The biosynthesis of phospholipids and glycolipids are critical pathways for virtually all cell membranes. PatA is an essential membrane associated acyltransferase involved in the biosynthesis of mycobacterial phosphatidyl-myo-inositol mannosides (PIMs). The enzyme transfers a palmitoyl moiety from palmitoyl–CoA to the 6-position of the mannose ring linked to 2-position of inositol in PIM1/PIM2.
We report here the crystal structures of PatA from Mycobacterium smegmatis in the presence of a nonhydrolyzable palmitoyl–CoA analog and 6-O-palmitoyl-α-D-mannopyranoside, unraveling the acyl donor and acceptor binding mechanism.

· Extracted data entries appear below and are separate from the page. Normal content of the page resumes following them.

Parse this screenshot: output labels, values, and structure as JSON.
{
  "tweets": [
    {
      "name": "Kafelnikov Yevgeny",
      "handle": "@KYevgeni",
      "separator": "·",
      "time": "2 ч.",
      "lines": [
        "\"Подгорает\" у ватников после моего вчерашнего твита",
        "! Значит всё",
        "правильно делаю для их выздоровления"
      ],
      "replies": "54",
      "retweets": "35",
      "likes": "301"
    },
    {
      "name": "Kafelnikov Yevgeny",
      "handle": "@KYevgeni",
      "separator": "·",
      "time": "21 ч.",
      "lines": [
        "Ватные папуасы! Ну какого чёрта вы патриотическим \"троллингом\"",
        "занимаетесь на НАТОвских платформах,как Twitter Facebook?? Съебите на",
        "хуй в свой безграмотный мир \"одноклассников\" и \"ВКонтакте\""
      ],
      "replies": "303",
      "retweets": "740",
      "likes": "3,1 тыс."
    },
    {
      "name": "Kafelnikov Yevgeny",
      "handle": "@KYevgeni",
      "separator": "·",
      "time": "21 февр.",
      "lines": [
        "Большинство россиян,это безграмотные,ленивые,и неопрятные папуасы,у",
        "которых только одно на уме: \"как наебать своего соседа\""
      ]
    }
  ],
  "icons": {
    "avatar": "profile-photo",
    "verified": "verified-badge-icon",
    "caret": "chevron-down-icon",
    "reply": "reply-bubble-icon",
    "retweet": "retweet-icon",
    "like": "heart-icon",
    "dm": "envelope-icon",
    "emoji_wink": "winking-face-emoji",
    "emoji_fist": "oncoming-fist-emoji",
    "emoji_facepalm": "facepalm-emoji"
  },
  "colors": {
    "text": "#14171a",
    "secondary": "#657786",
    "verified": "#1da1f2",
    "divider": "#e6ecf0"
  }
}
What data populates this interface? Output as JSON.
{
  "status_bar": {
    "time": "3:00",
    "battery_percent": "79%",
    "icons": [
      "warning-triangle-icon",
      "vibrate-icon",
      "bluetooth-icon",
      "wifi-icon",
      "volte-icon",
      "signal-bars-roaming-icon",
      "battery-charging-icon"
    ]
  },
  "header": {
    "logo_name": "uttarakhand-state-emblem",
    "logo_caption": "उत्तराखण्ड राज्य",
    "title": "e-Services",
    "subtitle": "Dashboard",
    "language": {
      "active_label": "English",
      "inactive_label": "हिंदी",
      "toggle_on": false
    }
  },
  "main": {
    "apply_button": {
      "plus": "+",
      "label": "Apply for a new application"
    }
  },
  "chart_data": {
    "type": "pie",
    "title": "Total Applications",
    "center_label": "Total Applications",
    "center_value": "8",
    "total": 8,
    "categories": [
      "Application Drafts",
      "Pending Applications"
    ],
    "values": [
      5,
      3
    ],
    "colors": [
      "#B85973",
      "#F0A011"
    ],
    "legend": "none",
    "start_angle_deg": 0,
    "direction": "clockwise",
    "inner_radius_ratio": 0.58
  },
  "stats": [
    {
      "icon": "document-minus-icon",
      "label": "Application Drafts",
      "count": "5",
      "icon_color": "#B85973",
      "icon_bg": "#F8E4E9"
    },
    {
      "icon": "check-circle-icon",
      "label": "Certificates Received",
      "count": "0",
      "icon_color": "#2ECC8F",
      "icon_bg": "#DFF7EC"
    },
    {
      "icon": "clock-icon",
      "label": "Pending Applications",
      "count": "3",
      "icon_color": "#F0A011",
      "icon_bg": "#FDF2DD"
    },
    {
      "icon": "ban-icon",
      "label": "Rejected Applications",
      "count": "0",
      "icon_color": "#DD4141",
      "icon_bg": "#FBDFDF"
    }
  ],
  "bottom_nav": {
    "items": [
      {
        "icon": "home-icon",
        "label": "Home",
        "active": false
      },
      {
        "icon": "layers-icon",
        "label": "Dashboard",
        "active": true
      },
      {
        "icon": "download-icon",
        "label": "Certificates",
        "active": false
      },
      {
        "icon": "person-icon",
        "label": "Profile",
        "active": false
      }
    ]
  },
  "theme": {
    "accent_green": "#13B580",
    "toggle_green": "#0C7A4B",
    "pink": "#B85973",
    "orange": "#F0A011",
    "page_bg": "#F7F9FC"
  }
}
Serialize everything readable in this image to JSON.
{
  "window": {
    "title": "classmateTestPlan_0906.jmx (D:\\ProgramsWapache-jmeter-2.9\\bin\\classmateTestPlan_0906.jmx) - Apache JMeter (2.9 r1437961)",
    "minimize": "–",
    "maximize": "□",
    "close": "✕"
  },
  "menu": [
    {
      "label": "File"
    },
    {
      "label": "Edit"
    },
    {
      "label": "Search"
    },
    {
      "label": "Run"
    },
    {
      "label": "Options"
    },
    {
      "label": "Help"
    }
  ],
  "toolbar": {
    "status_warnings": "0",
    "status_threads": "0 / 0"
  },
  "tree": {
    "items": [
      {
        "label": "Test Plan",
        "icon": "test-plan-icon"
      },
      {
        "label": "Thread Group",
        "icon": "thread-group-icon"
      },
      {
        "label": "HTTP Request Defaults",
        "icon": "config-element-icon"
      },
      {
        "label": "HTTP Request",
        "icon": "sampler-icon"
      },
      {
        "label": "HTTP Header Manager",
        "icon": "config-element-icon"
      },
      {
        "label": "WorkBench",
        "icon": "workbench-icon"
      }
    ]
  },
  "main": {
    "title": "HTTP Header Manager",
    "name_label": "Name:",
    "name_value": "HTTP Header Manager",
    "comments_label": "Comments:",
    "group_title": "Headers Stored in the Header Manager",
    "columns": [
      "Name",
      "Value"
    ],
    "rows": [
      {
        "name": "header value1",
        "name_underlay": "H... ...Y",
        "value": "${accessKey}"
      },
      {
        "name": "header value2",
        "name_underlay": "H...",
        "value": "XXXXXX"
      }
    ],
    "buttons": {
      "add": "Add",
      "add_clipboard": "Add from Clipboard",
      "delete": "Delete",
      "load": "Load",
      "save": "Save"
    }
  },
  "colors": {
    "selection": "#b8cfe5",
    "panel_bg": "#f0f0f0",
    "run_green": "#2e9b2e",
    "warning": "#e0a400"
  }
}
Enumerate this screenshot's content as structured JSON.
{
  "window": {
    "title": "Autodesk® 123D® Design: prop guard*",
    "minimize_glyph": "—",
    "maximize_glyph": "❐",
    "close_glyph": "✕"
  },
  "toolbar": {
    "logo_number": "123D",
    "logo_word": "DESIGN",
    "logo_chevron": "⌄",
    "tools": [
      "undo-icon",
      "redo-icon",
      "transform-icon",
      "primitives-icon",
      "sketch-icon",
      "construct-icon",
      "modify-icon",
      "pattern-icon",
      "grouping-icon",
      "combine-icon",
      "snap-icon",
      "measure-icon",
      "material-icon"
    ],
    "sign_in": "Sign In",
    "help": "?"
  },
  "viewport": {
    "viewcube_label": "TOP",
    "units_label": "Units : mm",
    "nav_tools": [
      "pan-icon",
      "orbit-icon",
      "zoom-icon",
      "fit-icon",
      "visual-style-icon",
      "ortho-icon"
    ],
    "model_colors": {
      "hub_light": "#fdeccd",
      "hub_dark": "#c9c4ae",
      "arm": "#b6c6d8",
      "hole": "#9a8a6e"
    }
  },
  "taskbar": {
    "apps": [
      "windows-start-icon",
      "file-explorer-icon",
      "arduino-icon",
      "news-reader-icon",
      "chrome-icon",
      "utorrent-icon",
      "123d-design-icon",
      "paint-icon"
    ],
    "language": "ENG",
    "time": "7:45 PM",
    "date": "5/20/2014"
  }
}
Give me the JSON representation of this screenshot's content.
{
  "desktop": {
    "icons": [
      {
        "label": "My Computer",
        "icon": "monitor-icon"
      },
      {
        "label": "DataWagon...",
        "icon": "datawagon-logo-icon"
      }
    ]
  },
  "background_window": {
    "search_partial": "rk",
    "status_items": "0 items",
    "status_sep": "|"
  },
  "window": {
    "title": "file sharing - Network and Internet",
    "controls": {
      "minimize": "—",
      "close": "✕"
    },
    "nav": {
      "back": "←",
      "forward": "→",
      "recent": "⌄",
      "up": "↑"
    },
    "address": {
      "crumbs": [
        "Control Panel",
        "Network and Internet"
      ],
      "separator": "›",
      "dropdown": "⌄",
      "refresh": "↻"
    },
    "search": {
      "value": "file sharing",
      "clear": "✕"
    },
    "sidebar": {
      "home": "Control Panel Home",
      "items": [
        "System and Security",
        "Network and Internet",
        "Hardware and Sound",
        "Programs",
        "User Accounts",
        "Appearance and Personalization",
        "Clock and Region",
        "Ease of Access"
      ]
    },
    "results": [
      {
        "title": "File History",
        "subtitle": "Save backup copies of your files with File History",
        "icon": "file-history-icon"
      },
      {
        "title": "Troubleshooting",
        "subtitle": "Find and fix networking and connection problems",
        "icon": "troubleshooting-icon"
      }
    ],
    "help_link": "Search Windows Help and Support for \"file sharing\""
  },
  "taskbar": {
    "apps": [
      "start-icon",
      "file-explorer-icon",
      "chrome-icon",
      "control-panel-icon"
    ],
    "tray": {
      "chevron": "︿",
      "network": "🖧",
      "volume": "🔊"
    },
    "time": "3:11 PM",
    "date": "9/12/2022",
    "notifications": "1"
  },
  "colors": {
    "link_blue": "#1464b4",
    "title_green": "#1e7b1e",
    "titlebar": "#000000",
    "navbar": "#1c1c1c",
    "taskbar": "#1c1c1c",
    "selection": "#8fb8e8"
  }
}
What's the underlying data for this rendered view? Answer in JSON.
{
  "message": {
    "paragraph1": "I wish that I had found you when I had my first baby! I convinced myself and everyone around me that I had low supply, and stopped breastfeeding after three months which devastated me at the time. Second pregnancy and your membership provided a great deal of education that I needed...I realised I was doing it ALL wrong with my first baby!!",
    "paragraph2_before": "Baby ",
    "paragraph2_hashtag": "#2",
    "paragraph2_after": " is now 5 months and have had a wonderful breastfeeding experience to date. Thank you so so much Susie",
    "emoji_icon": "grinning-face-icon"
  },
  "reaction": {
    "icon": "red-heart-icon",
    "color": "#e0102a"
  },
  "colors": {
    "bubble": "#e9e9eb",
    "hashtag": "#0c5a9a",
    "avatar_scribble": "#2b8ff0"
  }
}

The structures reveal an a/b architecture, with the acyl chain deeply buried into a hydrophobic pocket that runs perpendicular to a long groove where the active site is located. Enzyme catalysis is mediated by an unprecedented charge relay system, which markedly diverges from the canonical HX4D motif.
By the use of combined structural and quantum-mechanics/molecular-mechanics (QM/MM) metadynamics, we unravel the catalytic mechanism of PatA at the atomic-electronic level. Our studies provide a detailed structural rationale for a stepwise reaction, with the generation of a tetrahedral transition state for the rate-determining step.
Altogether, our work establishes the mechanistic basis of substrate/membrane recognition and catalysis for an important family of acyltransferases, providing exciting possibilities for inhibitor design.